Even before the publication of Johan Maynard Keynes book, some economists were of the view that income and consumption were functionally related. However, it was Keynes who first stressed the importance of the positive functional relationship between aggregate income and aggregate consumption. The consumption function c = f(y) suggested by Keynes is a theoretical one since it is not based on empirical information on income and consumption.
The theoretical consumption functions, as explained by Keynes. It has the following properties.
1. Autonomous Consumption is Positive (Ca)
Ca is the positive y-intercept of the consumption function, which shows that consumption spending is positive even, when income is zero.
To realize consumption of zero income, people either utilize their past saving, borrow or both, which means negative savings.
2. Marginal Propensity to Consume (MPC)
Δc/Δy = dc / dy = slope of the consumption function = the rate of change of consumption with respect to a change in income. In economics, this is called, the marginal propensity to consume (MPC). The Marginal Propensity to Consume (PMC) has the following properties.

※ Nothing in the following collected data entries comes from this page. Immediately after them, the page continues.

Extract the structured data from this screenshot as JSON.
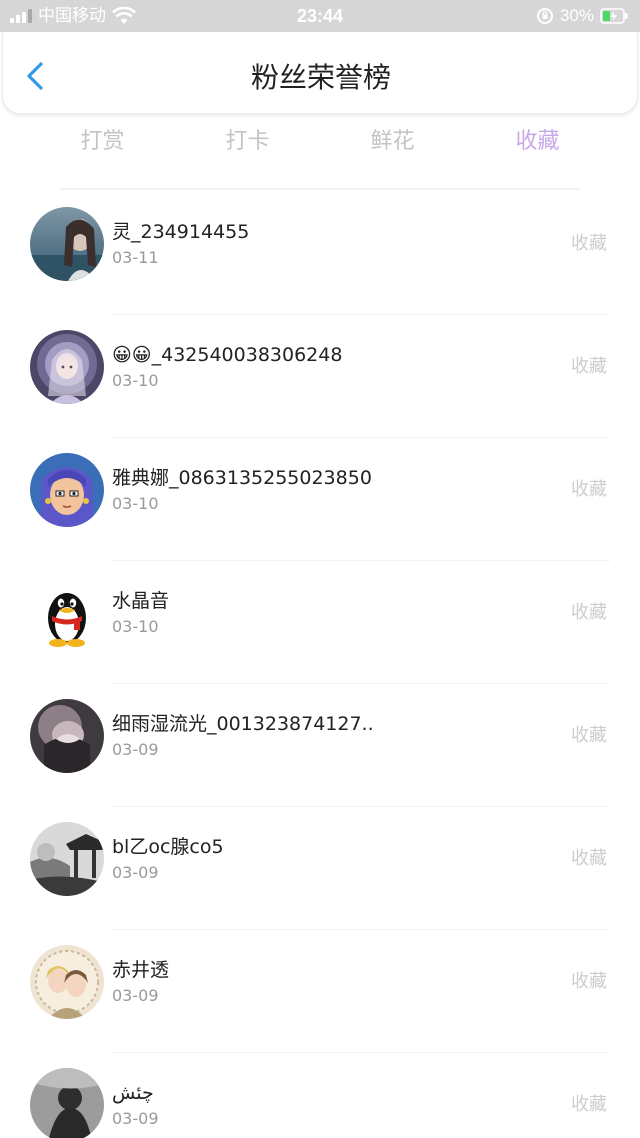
{
  "status_bar": {
    "carrier": "中国移动",
    "time": "23:44",
    "battery_percent": "30%"
  },
  "nav": {
    "title": "粉丝荣誉榜",
    "back_icon": "chevron-left-icon"
  },
  "tabs": [
    {
      "label": "打赏",
      "active": false
    },
    {
      "label": "打卡",
      "active": false
    },
    {
      "label": "鲜花",
      "active": false
    },
    {
      "label": "收藏",
      "active": true
    }
  ],
  "colors": {
    "accent_tab": "#c9a8e8",
    "back_icon": "#2f9be6",
    "muted": "#cdcdcd"
  },
  "fans": [
    {
      "name": "灵_234914455",
      "date": "03-11",
      "action": "收藏",
      "avatar": "avatar-photo-girl"
    },
    {
      "name": "😀😀_432540038306248",
      "date": "03-10",
      "action": "收藏",
      "avatar": "avatar-anime-purple"
    },
    {
      "name": "雅典娜_0863135255023850",
      "date": "03-10",
      "action": "收藏",
      "avatar": "avatar-cartoon-athena"
    },
    {
      "name": "水晶音",
      "date": "03-10",
      "action": "收藏",
      "avatar": "avatar-penguin"
    },
    {
      "name": "细雨湿流光_001323874127...",
      "date": "03-09",
      "action": "收藏",
      "avatar": "avatar-dark-rose"
    },
    {
      "name": "bl乙oc腺co5",
      "date": "03-09",
      "action": "收藏",
      "avatar": "avatar-pavilion-ink"
    },
    {
      "name": "赤井透",
      "date": "03-09",
      "action": "收藏",
      "avatar": "avatar-anime-couple"
    },
    {
      "name": "چئش",
      "date": "03-09",
      "action": "收藏",
      "avatar": "avatar-grey-figure"
    }
  ]
}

- Marginal Propensity to Consume (PMC) remains constant through out length of the consumption function.
- Marginal Propensity to Consume (PMC) is always positive
- Marginal Propensity to Consume (PMC) lies within the range of zero
3. Average Propensity to Consume
The average propensity to consume APC = c/y falls with every increase in the level of income. This means that the relationship between income and consumption is non-proportional. In other words, as income rises, a lower fraction of income is devoted to saving. It is due to the fact that the urgent needs of the consumers get satisfied as their income rises. In short, according to Keynes, as income rises average propensity to consume falls and Average Propensity to Saving rises, but APC = APS = 1, for all levels of income.
After the appearance of “The General Theory” economists worked on the Keynes consumption function and tested it against empirical data. They employed sophisticated mathematical and statistical tools to verify the theoretical income consumption model suggested by Keynes and thus the economists, after Keynes, formulated new theories of consumption, demand, which are collectively new “theories of consumption demand”. The most important among them are
The relative income theory
The permanent income theory
The life cycle theory of consumption demand
It is interesting to note that each of these theories assign a different role to income that is the meaning of income is different in all these theories of consumption demand.